In a development that deepens the International Criminal Court’s controversial investigation into alleged crimes against Palestinians in the occupied West Bank, sources familiar with the process have confirmed to Middle East Eye that the ICC Office of the Prosecutor submitted a confidential arrest warrant application last month for Israeli Finance Minister Bezalel Smotrich.
Contrary to earlier Israeli media reports that claimed five warrant applications had been filed against senior Israeli officials over the weekend, MEE has verified those claims are inaccurate. While an evidence review was held last Wednesday to advance potential applications for two additional figures—including Israeli National Security Minister Itamar Ben Gvir—those documents have not yet been formally submitted to the court.
The charges laid out against Smotrich in the pending application are unprecedented for an international court.

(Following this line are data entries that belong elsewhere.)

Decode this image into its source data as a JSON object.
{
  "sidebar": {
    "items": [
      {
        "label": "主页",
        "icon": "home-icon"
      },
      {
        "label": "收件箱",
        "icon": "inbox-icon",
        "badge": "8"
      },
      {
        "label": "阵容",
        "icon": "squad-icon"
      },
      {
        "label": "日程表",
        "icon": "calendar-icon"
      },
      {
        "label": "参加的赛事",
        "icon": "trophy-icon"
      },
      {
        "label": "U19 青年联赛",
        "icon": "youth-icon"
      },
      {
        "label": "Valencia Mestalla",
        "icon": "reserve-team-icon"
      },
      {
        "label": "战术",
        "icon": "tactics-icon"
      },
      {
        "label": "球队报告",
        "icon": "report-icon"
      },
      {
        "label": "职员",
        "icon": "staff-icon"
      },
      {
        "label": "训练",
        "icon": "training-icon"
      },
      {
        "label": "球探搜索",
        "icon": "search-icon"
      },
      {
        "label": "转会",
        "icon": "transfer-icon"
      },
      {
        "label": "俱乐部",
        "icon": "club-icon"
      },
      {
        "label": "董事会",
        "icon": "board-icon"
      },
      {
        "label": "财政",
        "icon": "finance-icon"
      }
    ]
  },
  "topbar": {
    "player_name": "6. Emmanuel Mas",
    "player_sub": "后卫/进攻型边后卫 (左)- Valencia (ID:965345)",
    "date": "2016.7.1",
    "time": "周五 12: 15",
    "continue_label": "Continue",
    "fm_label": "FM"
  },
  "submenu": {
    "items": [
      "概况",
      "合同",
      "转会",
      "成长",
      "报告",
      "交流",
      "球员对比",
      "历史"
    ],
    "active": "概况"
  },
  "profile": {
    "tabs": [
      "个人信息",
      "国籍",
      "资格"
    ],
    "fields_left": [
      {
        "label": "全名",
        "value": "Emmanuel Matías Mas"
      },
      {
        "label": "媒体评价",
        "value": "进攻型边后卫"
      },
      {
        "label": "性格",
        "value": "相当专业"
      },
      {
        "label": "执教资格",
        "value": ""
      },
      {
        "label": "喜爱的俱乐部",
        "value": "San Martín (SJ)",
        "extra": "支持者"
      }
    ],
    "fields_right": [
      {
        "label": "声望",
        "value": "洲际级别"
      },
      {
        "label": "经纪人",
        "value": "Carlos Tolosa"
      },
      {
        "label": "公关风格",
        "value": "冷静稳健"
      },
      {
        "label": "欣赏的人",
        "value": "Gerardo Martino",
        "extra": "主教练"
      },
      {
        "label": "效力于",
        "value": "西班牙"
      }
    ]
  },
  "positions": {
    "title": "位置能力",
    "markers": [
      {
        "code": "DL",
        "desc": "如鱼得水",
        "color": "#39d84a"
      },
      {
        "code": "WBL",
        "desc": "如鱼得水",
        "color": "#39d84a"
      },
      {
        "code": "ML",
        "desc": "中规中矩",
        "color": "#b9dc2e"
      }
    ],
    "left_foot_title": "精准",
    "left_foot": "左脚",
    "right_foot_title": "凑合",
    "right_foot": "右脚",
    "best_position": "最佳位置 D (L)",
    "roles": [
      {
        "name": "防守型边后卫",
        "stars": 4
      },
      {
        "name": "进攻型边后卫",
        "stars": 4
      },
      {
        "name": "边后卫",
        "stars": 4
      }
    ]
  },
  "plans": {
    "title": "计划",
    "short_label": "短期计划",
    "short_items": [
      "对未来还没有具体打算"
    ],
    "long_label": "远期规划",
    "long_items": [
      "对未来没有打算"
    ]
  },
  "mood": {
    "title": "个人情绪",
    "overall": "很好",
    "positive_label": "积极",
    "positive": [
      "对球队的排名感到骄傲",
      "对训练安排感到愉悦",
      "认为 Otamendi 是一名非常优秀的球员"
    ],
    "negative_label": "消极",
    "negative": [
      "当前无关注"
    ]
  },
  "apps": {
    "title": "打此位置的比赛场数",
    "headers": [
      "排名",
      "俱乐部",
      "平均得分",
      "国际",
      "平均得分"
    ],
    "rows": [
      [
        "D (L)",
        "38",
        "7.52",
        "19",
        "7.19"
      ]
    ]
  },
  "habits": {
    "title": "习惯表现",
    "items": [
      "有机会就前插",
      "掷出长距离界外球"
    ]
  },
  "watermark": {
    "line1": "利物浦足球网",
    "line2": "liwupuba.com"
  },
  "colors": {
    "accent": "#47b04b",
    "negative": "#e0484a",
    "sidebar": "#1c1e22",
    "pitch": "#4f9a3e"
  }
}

They include the war crimes and crimes against humanity of forced population transfer of Israeli civilians into occupied territory, forced displacement of Palestinian civilians, along with the crimes against humanity of persecution and apartheid. If the ICC Pre-Trial Chamber approves the warrant, it will mark the first time an international court has issued an arrest warrant on apartheid charges against a sitting senior government official.
The application was formally logged with the court on April 2, capping months of growing pressure from Palestinian authorities for the prosecutor’s office to take action against Smotrich and Ben Gvir. In a March letter to ICC deputy prosecutors obtained by MEE, the Palestinian Mission to The Hague submitted new, detailed evidence documenting alleged war crimes and crimes against humanity committed by Israeli occupation forces and unauthorized Israeli settlers in the West Bank. The letter also emphasized that Israeli domestic judicial authorities have refused to initiate credible prosecutions for the alleged offenses.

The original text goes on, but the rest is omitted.